Hi,
I am trying to get top 50 404s by uri and the corresponding referers by their count. For example, if uri1 is the top most uri with 5k 404s and the top referer for that uri1 (which results in 404s) could be referer1 with count of 1000.
I have used this search and it gives me count for uri and referers but i am not getting top 50 count. I am getting less than 50. what is wrong in this query? any suggestions please.

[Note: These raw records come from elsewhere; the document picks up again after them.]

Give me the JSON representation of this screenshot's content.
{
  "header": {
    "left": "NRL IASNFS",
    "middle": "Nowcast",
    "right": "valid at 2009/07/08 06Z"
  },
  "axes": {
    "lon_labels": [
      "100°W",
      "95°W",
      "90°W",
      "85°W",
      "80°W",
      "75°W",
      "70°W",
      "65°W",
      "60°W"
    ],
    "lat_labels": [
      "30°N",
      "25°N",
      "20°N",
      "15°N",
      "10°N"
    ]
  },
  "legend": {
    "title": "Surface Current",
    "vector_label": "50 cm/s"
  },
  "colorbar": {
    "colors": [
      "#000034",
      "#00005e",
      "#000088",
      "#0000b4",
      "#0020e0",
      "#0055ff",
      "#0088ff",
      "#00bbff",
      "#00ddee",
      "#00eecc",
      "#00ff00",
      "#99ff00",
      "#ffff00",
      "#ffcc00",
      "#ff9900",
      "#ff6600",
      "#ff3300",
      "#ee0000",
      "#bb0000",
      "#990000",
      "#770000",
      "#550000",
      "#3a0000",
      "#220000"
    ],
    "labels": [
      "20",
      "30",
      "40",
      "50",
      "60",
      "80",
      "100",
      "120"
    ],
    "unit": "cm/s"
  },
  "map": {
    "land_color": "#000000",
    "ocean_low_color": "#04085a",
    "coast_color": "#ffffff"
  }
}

sourcetype=access_combined_wcookie status=404 | top 50 uri | eval CNT=count | eval %=percent | join uri [search sourcetype=access_combined_wcookie status=404 | top 50 uri referer | eval referer_count=count | eval referer_percent=percent ] | table CNT,%,uri,referer, count | sort - CNT
That did not work either...it is giving count as 1 for each of them..
Try the updated search.
Give this a try
Updated Search
index=_internal sourcetype=*web_access (status=4* OR status=5*) | stats count as ur_count by status, uri ,referer | eventstats sum(ur_count) as count by status, uri | sort 0 - status, count | dedup status, uri | sort - status uri count | streamstats count as rank by status, uri | where rank < 51 | sort status -count| fields - rank ur_count | table count status uri referer
That is what i was expecting but surprisingly the counts are very less. i can send a screenshot of it if you would like to.

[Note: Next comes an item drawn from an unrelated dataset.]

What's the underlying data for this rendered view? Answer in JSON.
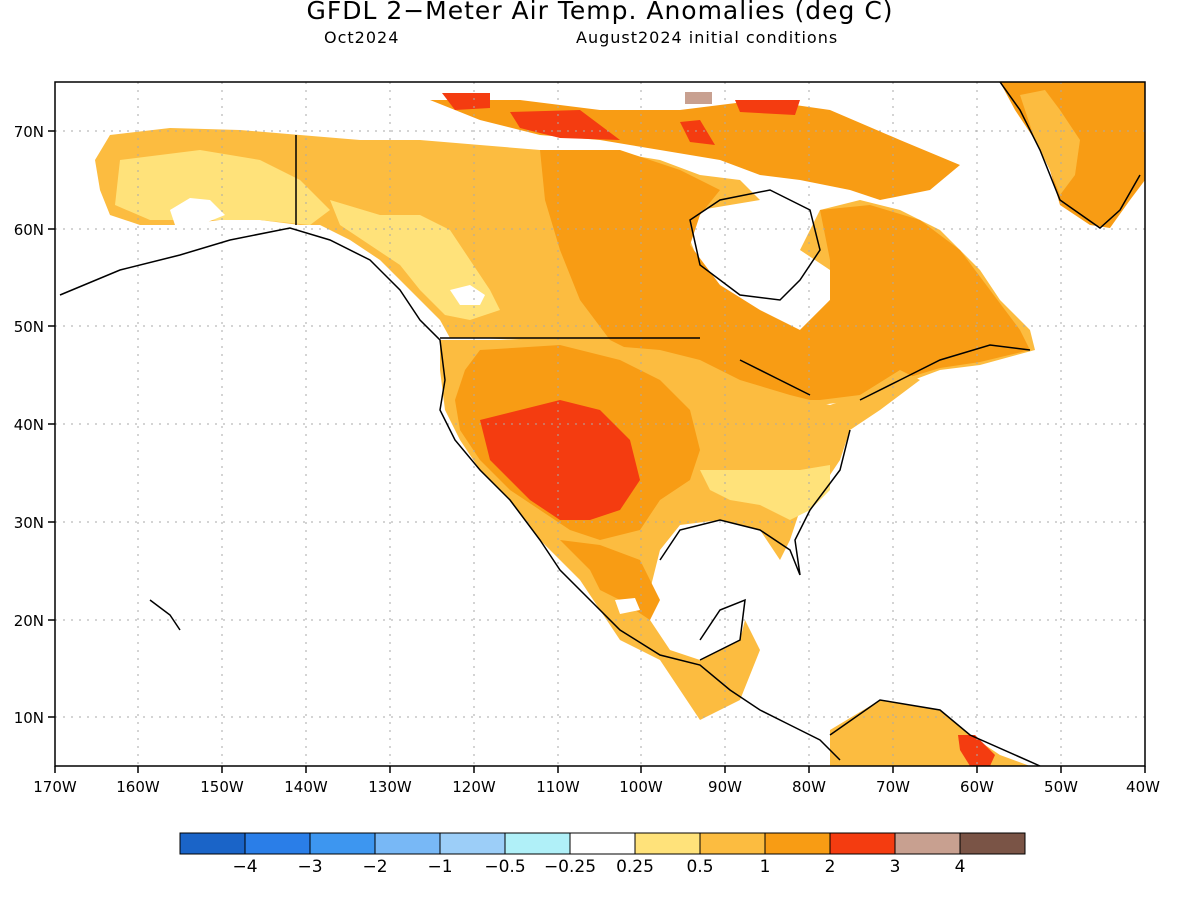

The second query is computing the top 50 uri-referer combinations. It's not giving you the top referer for the top 50 uris.
Try something like this:
sourcetype=access_combined_wcookie status=404 | stats count as ur_count by uri referer | eventstats sum(ur_count) as count by uri | sort 0 - ur_count | dedup uri | sort 0 - count | head 50
You'll get the count per uri in count
and the count for that top referer in ur_count
.
The pipeline from the first stats
onwards doesn't know or care about the status
field. As a result, searching for status=4* OR status=5*
will lead to the top 50 uri
values over all matching status
codes. As a consequence, the top uri
should have a higher count with the more broad status
filter than with status=404
.
Hi. Thanks for the reply. This is much simpler version. One question - In the status, instead of status=404 i am have (status=4* OR status=5*). So when it uses head 50, does it use first 50 by their count? I am getting very less number of results when i am doing this way. But when i just use status=404, looks like it gives me correct numbers.